Bamboo

Scan for Vulnerabilities during Bamboo Build Pipeline

The Bamboo plug-in for NeuVector can be used to scan for vulnerabilities in the Bamboo pipeline. The plug-in can be downloaded from the Admin -> Add-ons menu in Bamboo. Use Find New Apps to search for NeuVector. The plug-in is also described in the Atlassian Marketplace.

Deploy the NeuVector Allinone or Controller container if you haven't already done so on a host reachable by Bamboo. Make a note of the IP address of the host where the Allinone or Controller is running.

In addition, make sure there is a NeuVector scanner container deployed and configured to connect to the Allinone or Controller.
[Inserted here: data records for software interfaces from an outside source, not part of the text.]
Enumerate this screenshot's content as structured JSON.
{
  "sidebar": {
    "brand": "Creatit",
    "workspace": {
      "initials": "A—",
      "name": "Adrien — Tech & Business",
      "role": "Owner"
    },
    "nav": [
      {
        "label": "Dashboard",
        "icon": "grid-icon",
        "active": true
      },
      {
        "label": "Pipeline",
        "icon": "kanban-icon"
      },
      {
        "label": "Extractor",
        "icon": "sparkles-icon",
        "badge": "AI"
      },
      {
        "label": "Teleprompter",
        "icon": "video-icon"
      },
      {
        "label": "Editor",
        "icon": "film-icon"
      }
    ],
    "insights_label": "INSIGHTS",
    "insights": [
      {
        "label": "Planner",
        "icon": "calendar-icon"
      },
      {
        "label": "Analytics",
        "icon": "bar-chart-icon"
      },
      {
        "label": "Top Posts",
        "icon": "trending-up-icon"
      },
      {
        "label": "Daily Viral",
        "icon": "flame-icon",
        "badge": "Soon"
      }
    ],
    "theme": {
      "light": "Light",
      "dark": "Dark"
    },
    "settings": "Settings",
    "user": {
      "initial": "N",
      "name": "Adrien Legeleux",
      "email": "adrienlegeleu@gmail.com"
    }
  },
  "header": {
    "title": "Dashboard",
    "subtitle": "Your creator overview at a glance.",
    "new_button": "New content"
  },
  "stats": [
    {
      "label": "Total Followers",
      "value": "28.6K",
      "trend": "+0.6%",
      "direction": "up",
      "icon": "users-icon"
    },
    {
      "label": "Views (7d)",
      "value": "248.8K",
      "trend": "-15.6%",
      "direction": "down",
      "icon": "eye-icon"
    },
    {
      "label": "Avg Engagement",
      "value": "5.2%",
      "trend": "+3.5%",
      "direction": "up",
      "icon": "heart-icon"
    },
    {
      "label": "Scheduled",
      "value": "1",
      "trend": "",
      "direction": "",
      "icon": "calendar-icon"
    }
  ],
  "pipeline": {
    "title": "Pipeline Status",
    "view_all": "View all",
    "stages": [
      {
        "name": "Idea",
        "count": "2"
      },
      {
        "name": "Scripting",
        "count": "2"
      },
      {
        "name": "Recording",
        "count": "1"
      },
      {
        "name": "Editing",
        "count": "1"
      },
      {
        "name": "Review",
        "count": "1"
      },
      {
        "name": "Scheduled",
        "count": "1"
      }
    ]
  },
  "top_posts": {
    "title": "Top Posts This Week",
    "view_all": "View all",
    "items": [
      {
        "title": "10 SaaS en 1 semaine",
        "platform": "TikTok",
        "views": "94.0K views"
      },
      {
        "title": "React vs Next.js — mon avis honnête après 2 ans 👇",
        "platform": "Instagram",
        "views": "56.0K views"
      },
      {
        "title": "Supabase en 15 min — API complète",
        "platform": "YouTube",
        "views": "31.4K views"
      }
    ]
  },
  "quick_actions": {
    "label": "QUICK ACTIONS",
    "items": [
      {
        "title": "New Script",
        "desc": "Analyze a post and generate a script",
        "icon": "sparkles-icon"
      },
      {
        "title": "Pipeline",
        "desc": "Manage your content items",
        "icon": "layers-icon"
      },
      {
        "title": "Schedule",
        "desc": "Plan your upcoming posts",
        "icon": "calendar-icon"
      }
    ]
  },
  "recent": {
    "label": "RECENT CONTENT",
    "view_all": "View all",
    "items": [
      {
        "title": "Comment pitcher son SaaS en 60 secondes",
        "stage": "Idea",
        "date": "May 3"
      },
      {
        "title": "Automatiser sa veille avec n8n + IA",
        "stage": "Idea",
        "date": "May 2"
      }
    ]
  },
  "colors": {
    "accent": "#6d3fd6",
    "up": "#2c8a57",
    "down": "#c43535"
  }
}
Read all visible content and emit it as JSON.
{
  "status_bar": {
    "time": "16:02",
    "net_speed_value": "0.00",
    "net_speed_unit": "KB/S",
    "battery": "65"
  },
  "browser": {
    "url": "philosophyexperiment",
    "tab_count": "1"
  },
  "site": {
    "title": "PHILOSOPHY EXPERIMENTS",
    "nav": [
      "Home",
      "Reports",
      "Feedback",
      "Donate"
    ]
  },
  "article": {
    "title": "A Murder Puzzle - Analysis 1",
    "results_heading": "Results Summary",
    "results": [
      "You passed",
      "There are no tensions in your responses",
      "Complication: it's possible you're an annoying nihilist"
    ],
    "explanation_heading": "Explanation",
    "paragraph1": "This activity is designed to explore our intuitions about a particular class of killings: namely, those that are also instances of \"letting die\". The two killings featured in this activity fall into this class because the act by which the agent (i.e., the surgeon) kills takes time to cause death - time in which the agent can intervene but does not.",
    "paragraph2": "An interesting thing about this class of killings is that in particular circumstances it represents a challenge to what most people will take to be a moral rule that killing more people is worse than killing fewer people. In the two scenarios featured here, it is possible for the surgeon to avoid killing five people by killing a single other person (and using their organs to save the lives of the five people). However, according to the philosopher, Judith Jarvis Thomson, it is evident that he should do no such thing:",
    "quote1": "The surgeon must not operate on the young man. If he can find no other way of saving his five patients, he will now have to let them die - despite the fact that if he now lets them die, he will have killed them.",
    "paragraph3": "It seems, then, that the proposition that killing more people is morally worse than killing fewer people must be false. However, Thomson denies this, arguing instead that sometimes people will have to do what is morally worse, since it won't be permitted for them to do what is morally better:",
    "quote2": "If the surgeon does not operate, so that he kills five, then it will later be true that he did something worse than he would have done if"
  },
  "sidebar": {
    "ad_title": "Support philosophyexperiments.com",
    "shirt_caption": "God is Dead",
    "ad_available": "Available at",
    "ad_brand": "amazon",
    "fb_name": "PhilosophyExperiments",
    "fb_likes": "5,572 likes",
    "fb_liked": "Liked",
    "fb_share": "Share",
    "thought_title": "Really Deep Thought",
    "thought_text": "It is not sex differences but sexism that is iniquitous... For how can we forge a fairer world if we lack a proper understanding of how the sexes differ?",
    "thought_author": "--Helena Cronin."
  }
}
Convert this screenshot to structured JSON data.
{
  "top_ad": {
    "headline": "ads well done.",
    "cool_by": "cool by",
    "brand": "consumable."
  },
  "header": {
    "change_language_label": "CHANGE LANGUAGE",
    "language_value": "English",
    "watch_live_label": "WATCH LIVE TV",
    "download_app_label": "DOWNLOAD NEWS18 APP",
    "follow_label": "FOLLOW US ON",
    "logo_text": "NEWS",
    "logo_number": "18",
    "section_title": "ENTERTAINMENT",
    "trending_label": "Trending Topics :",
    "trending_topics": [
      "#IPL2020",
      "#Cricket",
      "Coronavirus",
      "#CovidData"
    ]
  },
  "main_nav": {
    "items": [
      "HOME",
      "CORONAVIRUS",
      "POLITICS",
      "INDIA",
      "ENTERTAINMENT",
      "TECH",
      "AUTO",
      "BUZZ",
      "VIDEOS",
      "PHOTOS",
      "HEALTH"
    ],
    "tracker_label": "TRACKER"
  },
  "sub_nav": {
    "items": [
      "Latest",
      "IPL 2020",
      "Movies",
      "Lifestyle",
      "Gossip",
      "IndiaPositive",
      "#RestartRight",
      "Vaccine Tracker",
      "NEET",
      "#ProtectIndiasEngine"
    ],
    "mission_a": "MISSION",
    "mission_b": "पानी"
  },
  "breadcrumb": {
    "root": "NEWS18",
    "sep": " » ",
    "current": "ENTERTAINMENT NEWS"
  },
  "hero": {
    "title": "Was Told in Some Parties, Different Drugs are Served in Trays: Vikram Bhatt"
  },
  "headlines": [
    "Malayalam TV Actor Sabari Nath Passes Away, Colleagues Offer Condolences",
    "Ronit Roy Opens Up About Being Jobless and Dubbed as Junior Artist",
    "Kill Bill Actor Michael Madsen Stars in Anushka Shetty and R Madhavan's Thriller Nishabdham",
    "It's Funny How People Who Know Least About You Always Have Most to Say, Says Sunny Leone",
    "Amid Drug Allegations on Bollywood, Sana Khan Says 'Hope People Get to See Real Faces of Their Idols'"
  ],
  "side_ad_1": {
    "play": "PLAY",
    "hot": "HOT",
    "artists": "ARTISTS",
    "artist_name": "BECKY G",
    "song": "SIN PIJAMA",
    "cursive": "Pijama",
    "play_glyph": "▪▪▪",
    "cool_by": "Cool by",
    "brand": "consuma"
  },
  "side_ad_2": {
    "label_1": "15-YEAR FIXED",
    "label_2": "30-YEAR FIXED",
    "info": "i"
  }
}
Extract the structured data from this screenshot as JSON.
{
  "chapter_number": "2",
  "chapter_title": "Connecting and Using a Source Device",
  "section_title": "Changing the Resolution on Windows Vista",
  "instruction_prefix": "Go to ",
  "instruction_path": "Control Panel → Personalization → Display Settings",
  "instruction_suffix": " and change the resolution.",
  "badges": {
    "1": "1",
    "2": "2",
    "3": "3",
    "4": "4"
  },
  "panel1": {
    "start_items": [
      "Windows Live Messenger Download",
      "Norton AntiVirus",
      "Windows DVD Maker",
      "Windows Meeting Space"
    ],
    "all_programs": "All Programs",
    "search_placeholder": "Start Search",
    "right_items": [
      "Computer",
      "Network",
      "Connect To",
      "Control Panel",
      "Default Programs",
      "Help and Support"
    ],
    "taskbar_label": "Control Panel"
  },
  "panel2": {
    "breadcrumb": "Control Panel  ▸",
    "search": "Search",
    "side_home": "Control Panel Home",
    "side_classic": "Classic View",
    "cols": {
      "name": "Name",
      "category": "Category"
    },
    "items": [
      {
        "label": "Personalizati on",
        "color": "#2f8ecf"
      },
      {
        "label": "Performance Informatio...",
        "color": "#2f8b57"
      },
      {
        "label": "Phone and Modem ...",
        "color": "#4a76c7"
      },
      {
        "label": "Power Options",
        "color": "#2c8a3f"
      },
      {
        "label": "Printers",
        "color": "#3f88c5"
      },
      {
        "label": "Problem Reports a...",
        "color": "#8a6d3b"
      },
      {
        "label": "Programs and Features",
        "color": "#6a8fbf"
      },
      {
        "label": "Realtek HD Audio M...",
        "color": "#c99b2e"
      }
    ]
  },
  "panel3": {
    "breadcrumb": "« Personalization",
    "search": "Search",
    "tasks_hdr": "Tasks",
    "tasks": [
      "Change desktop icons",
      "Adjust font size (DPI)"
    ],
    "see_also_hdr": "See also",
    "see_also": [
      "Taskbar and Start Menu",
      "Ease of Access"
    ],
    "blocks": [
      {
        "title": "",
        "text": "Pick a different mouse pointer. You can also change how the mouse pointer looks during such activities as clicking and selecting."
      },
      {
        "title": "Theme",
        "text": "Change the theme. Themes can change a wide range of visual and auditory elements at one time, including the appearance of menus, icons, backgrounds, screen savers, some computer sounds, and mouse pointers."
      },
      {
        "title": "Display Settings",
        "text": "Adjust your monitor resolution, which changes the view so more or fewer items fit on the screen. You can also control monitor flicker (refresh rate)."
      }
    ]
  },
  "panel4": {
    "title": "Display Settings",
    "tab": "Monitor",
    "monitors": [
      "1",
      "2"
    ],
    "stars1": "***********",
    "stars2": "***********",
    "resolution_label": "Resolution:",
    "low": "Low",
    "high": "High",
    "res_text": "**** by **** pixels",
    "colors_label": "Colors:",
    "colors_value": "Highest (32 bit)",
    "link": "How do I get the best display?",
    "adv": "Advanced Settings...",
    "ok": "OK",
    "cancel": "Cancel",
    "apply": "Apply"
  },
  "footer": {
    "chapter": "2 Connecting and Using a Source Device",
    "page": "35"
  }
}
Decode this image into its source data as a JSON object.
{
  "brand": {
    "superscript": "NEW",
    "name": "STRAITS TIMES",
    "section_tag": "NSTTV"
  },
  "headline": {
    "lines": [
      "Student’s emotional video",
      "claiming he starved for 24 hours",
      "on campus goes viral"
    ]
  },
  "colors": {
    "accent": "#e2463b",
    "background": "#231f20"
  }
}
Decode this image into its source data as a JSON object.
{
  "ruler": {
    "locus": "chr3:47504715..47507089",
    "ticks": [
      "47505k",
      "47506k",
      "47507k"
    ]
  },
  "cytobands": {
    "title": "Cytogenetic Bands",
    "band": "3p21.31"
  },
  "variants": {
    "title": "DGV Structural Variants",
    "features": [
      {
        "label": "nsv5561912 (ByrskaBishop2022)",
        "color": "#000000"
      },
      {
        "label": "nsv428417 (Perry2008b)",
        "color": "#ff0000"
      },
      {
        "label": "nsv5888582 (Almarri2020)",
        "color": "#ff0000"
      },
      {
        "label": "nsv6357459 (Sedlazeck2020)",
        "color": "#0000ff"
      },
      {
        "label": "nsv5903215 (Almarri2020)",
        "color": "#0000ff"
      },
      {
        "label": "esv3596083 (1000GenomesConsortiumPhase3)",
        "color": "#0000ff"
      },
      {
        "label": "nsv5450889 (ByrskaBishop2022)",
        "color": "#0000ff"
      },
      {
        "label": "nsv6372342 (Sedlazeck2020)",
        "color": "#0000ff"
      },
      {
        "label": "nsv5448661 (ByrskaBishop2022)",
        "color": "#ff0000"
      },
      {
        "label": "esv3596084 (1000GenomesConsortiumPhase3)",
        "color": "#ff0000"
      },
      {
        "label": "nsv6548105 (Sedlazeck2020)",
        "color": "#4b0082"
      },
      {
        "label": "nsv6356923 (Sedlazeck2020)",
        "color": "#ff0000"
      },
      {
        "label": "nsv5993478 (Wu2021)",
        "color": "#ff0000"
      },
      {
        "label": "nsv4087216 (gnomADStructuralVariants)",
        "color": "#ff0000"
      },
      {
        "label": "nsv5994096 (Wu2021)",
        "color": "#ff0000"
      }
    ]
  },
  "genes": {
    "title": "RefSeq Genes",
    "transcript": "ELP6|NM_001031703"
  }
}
In 4.0 and later, the neuvector/scanner container must be deployed separate from the allinone or controller.

Configure Global Settings

Configure settings for the NeuVector Controller/Allinone including the NeuVector authentication as well as the registry authentication.

Configure the Repository and Build Policy

Create a task and enter the repository and tag to scan as well as the build policy to fail the build if vulnerabilities are detected. Enable layered scanning if the results should contain an analysis of vulnerabilities for each layer in the image.

Review Results

Review the results in the scan logs, including the scan summary, reason for failing if appropriate, and details for each CVE detected.